A rare fossilized plant has been preserved with leaves that exhibit a structure unlike any known plant species, providing evidence of the evolution of plant life.
New research reveals that this uniquely preserved plant fossil belongs to a peculiar shrub species unearthed in southeastern Canada. These plants are unlike anything scientists have previously encountered and could represent an example of evolutionary experimentation.
A computer-generated model illustrating the plant structure of Sanfordiaaulis, a species known from a 350-million-year-old fossil.
An earthquake that occurred 350 million years ago toppled trees and buried them in mud, leaving near-perfect impressions of their trunks and leaves in sediment at the bottom of what was then a lake. Geologists discovered the first fossilized tree while excavating a quarry in New Brunswick in 2017, and later unearthed four additional nearly identical specimens.
The lead author of the study, Robert Gastaldo, an emeritus professor of geology at Colby College in Maine, shared: “We were surprised; it is quite unusual to find a fossil plant species of tree size still with its leaves preserved attached to the trunk in a crown-like shape.”
Preserved leaves in fossil form, showing remnants of the canopy.
Typically, only the trunks of ancient trees are preserved in the fossil record. However, this new discovery reveals a dense canopy comprising over 250 leaves clustered around the top of a slender, unbranched trunk measuring about 30 inches (75 cm) in diameter and approximately 2.7 meters tall. According to the study published on Friday (February 2) in the journal Current Biology, the leaves can reach up to 9.8 feet (3 meters) in length and extend from the trunk in a “tightly coiled spiral.”
The researchers state in the study that the trees named Sanfordiaaulis likely developed this spiral structure to maximize the amount of sunlight captured by the leaves for photosynthesis. Their shorter stature also suggests that these trees represent some of the earliest examples of smaller plants growing beneath taller canopies.
Olivia King, a participant in the discovery of the new fossil, reclining beside one of the Sanfordiaaulis specimens.
Gastaldo noted that reconstructing these trees “distorts our perception of how trees are organized and grow.” He continued: “Their growth structure is similar, but distinctly different from two tree models found in today’s tropics,” which include a small number of ferns, gymnosperms (seed plants with exposed seeds), and flowering plants. However, these modern trees have fewer leaves in their canopies, ranging from 15 to 20 leaves for ferns and palm trees, he added.
Gastaldo mentioned that Sanfordiaaulis might stand out among the Carboniferous vegetation (359 million to 299 million years ago) similar to Aloidendron dichotomum, formerly known as Aloe dichotoma and the modern baobab Adansonia.

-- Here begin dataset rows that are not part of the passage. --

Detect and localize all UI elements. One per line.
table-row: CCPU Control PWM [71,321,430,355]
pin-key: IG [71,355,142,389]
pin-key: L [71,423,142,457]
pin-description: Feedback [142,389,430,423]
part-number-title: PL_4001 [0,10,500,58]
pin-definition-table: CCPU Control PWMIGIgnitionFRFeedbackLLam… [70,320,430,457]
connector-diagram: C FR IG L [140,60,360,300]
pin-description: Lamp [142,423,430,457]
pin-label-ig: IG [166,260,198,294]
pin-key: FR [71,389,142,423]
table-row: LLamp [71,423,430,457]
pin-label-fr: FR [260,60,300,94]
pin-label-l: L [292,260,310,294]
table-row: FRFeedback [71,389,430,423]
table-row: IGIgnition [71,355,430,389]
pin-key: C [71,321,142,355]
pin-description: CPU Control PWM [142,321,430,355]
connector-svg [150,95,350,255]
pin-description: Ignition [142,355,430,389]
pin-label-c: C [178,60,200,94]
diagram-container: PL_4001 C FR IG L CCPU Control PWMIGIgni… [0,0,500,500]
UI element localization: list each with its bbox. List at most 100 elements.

He stated: “We regard these as oddities compared to the rest of the angiosperms (flowering plants). Such oddities existed for a long time in other plant groups before flowering plants appeared on the planet, but we have no clues unless a very rare event occurs to preserve an entire plant species.

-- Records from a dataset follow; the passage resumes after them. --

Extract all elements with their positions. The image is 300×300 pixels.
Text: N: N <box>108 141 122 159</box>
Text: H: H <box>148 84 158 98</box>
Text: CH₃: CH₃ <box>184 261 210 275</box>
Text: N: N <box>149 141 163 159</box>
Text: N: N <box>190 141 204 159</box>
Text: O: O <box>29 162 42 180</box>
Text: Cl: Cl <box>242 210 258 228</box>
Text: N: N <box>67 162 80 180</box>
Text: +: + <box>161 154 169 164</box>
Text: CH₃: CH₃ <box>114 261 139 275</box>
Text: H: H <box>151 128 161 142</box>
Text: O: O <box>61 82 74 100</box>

According to the study, plant diversity was very high during the Devonian (419 million to 359 million years ago) and the Carboniferous. Gastaldo suggested that these unusual fossils could serve as an example of an evolutionary experiment from this period. He said: “The evolutionary process of the plant kingdom has undergone many different forms of experimentation that succeeded for several million years or more, but did not withstand the test of time.”